Im Dezember soll der Gesundheitsausschuss über den Vorschlag abstimmen.

Nachweis
Betroffene müssten ihren Namen ändern und nachweisen, dass sie seit mindestens zwei Jahren in dem angenommenen Geschlecht leben. Außerdem müssten ein Arzt und ein Psychologe bestätigen, dass der Geschlechtswechsel aller Voraussicht nach dauerhaft ist. Weitere medizinische Schritte wären nicht vorgeschrieben.

Liberales NY
Die nach einer vierjährigen Diskussion mit den Transsexuellen-Verbänden geplante Regelung ist dem Bericht zufolge besonders liberal. So gebe es zwar auch in einigen anderen US-Bundesstaaten die Möglichkeit, sich ohne entsprechende Operation neu als Mann oder Frau eintragen zu lassen.

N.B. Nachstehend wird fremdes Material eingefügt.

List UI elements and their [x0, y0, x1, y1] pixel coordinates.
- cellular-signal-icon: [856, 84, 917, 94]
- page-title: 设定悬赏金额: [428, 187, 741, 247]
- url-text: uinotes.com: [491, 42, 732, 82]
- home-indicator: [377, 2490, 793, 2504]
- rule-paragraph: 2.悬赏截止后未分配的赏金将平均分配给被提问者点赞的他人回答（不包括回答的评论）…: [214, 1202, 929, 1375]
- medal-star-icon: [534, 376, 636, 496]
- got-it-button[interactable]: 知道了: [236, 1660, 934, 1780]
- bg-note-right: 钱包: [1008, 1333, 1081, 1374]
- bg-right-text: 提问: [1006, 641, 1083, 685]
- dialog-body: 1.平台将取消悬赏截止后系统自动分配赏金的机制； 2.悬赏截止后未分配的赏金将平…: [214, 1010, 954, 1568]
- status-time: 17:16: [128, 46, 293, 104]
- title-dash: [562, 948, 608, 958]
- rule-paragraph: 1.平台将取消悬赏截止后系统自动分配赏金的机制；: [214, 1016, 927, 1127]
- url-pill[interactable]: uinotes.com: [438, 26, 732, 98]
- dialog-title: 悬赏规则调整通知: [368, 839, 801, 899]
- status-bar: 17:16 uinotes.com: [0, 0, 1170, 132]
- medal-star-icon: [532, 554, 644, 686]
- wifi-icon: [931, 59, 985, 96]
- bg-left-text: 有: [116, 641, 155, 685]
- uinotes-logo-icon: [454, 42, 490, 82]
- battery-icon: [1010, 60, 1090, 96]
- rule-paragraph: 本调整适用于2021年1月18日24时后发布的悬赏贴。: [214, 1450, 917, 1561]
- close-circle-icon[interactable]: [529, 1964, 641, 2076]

Hier müsse aber ein physiologischer Wechsel zu dem anderen Geschlecht hin sichtbar sein. Joann Prinzivalli (52), die als Mann geboren wurde und seit 2000 als Frau lebt, wird in dem Bericht mit den Worten zitiert: "In der Vielfalt der Natur gibt es mehr als nur zwei Geschlechter, und wer scheinbar zu dem einen gehört, kann in Wirklichkeit dem anderen angehören."